Con la sentenza n. 11352/2019, la Sezione Lavoro della Cassazione si è espressa in materia di licenziamento per giustificato motivo oggettivo. Questa la vicenda processuale.
Il Tribunale di Roma, adito per l'impugnativa di licenziamento per giustificato motivo oggettivo intimato ad un dipendente, dichiarava illegittimo il recesso datoriale e, in applicazione dell’art. 18 dello Statuto dei Lavoratori, comma 5, dichiarato risolto il rapporto alla data del licenziamento, condannava parte resistente al pagamento di un'indennità risarcitoria pari a 22 mensilità dell'ultima retribuzione globale di fatto, oltre accessori.
In parziale riforma del provvedimento di primo grado, la Corte d'Appello dichiarava nullo il licenziamento perché ritorsivo ed applicava la tutela di cui al comma 1 dell'art. 18 St. Lav.

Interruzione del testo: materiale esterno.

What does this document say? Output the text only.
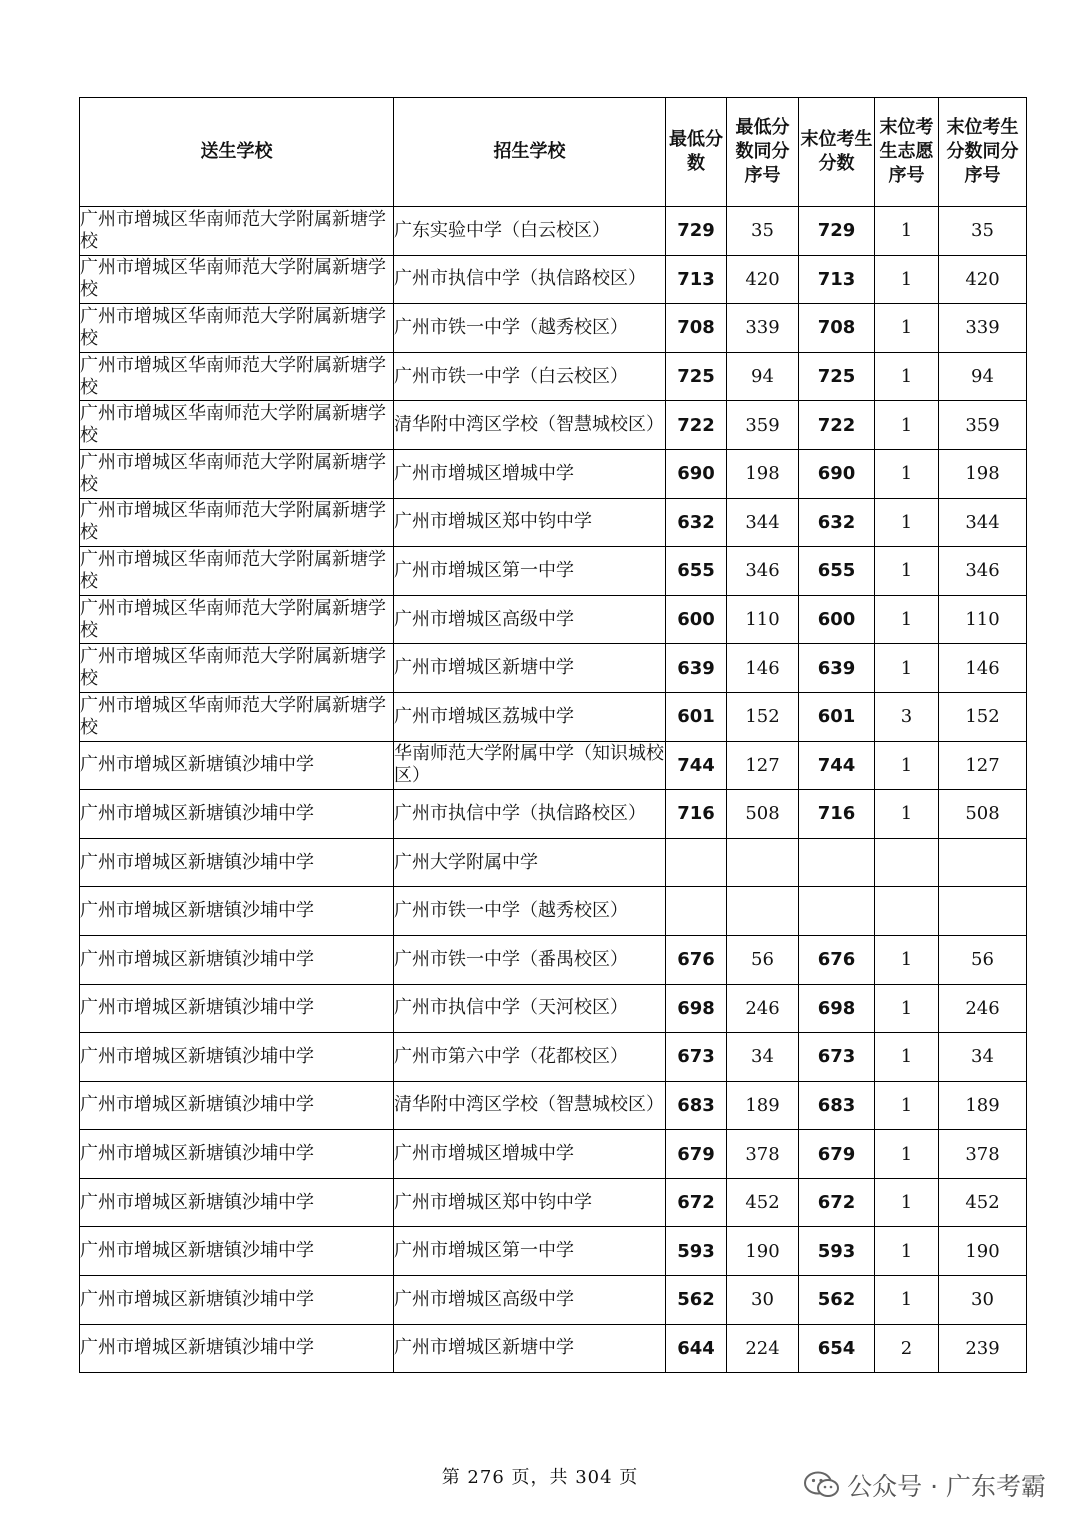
送生学校	招生学校	最低分数	最低分数同分序号	末位考生分数	末位考生志愿序号	末位考生分数同分序号
广州市增城区华南师范大学附属新塘学校	广东实验中学（白云校区）	729	35	729	1	35
广州市增城区华南师范大学附属新塘学校	广州市执信中学（执信路校区）	713	420	713	1	420
广州市增城区华南师范大学附属新塘学校	广州市铁一中学（越秀校区）	708	339	708	1	339
广州市增城区华南师范大学附属新塘学校	广州市铁一中学（白云校区）	725	94	725	1	94
广州市增城区华南师范大学附属新塘学校	清华附中湾区学校（智慧城校区）	722	359	722	1	359
广州市增城区华南师范大学附属新塘学校	广州市增城区增城中学	690	198	690	1	198
广州市增城区华南师范大学附属新塘学校	广州市增城区郑中钧中学	632	344	632	1	344
广州市增城区华南师范大学附属新塘学校	广州市增城区第一中学	655	346	655	1	346
广州市增城区华南师范大学附属新塘学校	广州市增城区高级中学	600	110	600	1	110
广州市增城区华南师范大学附属新塘学校	广州市增城区新塘中学	639	146	639	1	146
广州市增城区华南师范大学附属新塘学校	广州市增城区荔城中学	601	152	601	3	152
广州市增城区新塘镇沙埔中学	华南师范大学附属中学（知识城校区）	744	127	744	1	127
广州市增城区新塘镇沙埔中学	广州市执信中学（执信路校区）	716	508	716	1	508
广州市增城区新塘镇沙埔中学	广州大学附属中学					
广州市增城区新塘镇沙埔中学	广州市铁一中学（越秀校区）					
广州市增城区新塘镇沙埔中学	广州市铁一中学（番禺校区）	676	56	676	1	56
广州市增城区新塘镇沙埔中学	广州市执信中学（天河校区）	698	246	698	1	246
广州市增城区新塘镇沙埔中学	广州市第六中学（花都校区）	673	34	673	1	34
广州市增城区新塘镇沙埔中学	清华附中湾区学校（智慧城校区）	683	189	683	1	189
广州市增城区新塘镇沙埔中学	广州市增城区增城中学	679	378	679	1	378
广州市增城区新塘镇沙埔中学	广州市增城区郑中钧中学	672	452	672	1	452
广州市增城区新塘镇沙埔中学	广州市增城区第一中学	593	190	593	1	190
广州市增城区新塘镇沙埔中学	广州市增城区高级中学	562	30	562	1	30
广州市增城区新塘镇沙埔中学	广州市增城区新塘中学	644	224	654	2	239
第 276 页，共 304 页	公众号 · 广东考霸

In particolare, i giudici di secondo grado escludevano la sussistenza del giustificato motivo oggettivo, addotto dal datore di lavoro (presunta soppressione del posto di lavoro), osservando come la riorganizzazione aziendale fosse stata solo programmata e delineata, ma non realmente attuata, come dimostrava il lasso temporale intercorso tra la comunicazione formale della soppressione della posizione in questione e il provvedimento di licenziamento (circa quattro anni).
Inoltre, la Corte d’Appello rilevava come, dopo il licenziamento, la funzione svolta dal lavoratore licenziato venisse assegnata ad altro lavoratore, e ciò a conferma dell'insussistenza della ragione organizzativa posta a base del recesso.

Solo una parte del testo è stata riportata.